Speaking at an interfaith breakfast for APC executives, NWC members, and IPAC at the State House, Tinubu, who branded himself a ‘die-hard’ democrat, recalled his democratic credentials, noting his past experiences, from detention to co-founding NADECO.
“We are all democrats, and we all subscribed to this democracy voluntarily, willingly, and we’ve been at it selflessly in the last 26 years. Some of us have the bruises from it, struggling for it. We went to detention, and we protested. We went into exile and all of that. We formed NADECO. We got here,” Tinubu told the gathering.
He described his commitment as a lifelong philosophy rooted in national unity, saying, “I am a die-hard democrat, fully committed to a united Nigeria. This principle guides me.”
Addressing IPAC National Chairman Yusuf Dantalle directly, Tinubu insisted that party affiliation remains voluntary, even under pressure.
“We are all democrats, voluntarily, party alliances, party ideologies or no ideology, party boat, party platform, in whichever form, it’s voluntary. Be persecuted for it. So, no threat from any democrat,” he said.
The remarks come amid opposition parties’ criticisms over the Electoral Act amendments, which Tinubu signed into law on February18, following National Assembly approval.
Opposition parties and civil society criticised provisions such as optional electronic result transmission, new party register rules, direct primaries, a 21-day deadline for digital registers, and limits on court intervention.
Tinubu insists that the rule of law is democracy’s core.
“The rule of law must prevail in any democracy, yes, the rule of law. The majority will have their say and their way, and the minority will have their say and might not have their way. That is the sweetness, the essence of democracy,” he said.
He called for intellectual debate over confrontation: “Argue it, debate it intellectually, interrogate each other, honestly and sincerely, but we are committed to the same thing, peace and stability of the country, and we adhere to it.”
On signing the amended Electoral Act, Tinubu addressed IPAC concerns head-on. “That I signed the Electoral Act, I have no choice. I don’t want to throw the country into a turmoil of arguments; there is an overwhelming majority in the National Assembly that passed the law. If I had serious questions or reservations about it, I would have raised them.
But I have none; I submitted myself to the principle of the rule of law and democracy. I signed, the rest is history. We’ll meet at the polls,” he stated flatly.
Recalling his opposition days, he added that restraint was key, except against military rule. “I’m a registered voter. I’m on the same platform with you, or not, I’m going to stick to my platform.
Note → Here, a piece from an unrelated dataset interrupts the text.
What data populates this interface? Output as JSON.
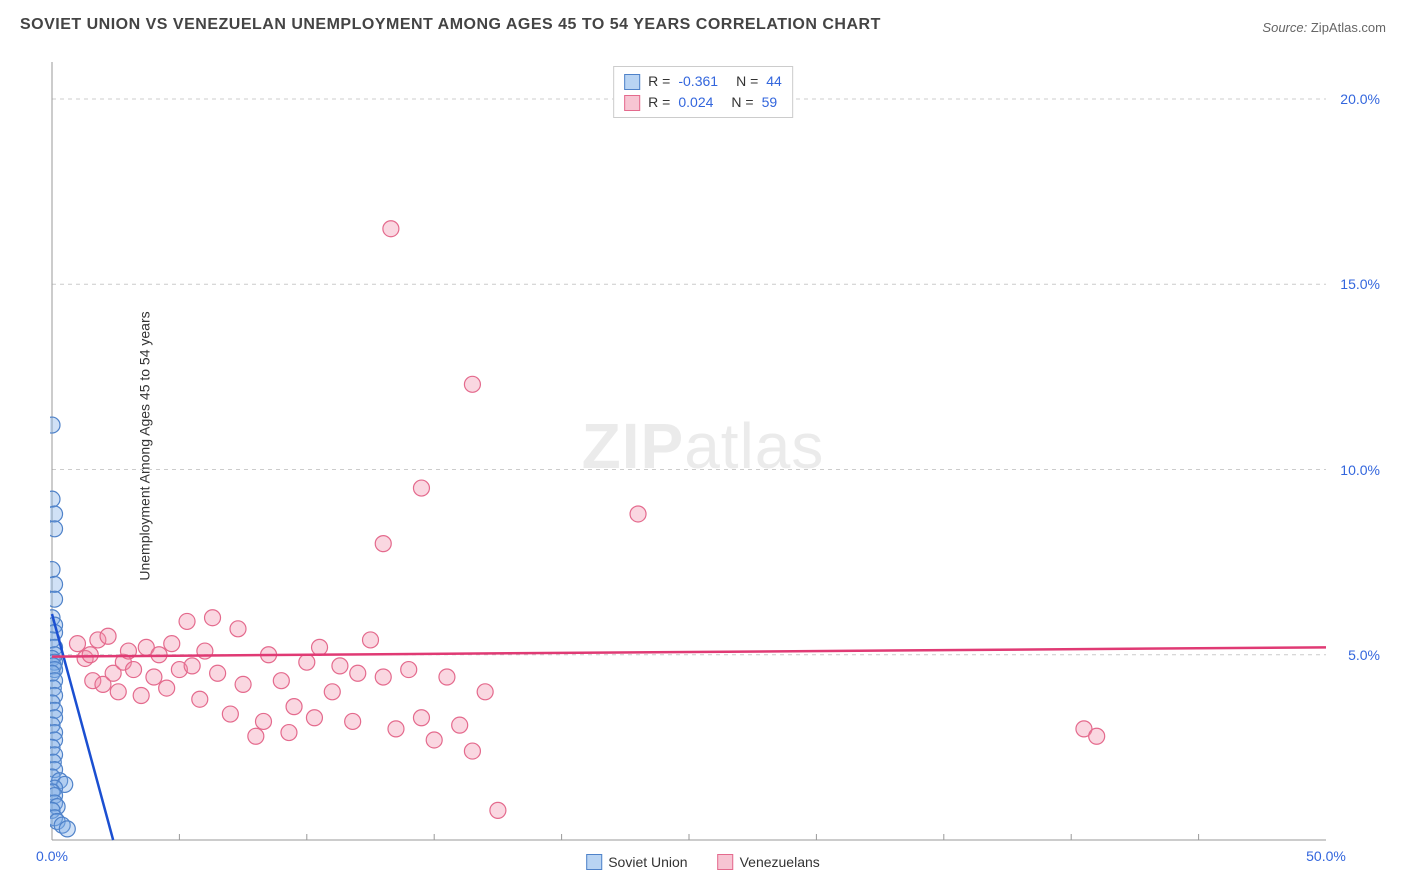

When it was against me years past, I toed the line.”
Earlier, Dantalle hailed Tinubu as a “listening father and an inclusive president,” but flagged flaws in the Act.
He noted IPAC’s quiet work with the Independent National Electoral Commission, INEC, to avert 2023 election chaos and appealed for tweaks, easing the 21-day membership register deadline with National Identification Numbers (to avoid disenfranchisement), restoring indirect primaries for smaller parties, and reinstating government subventions for party administration.
“We are not saying give us money to go and spend, no, but prudently what we can use to take care of the administration of our political parties. You are a product of multi-party democracy, Your Excellency,” Dantalle pleaded.
He sought federal help to relocate IPAC from its rented space, citing buried crises to aid governance.
Tinubu closed on a firm yet conciliatory note. “The game is sweet only when you are winning. It’s alright, we must accommodate one another, we must help one another. We must strengthen the platform. But is it democracy? Yes, there must be peace, stability and commitment to the rule of law,” he said.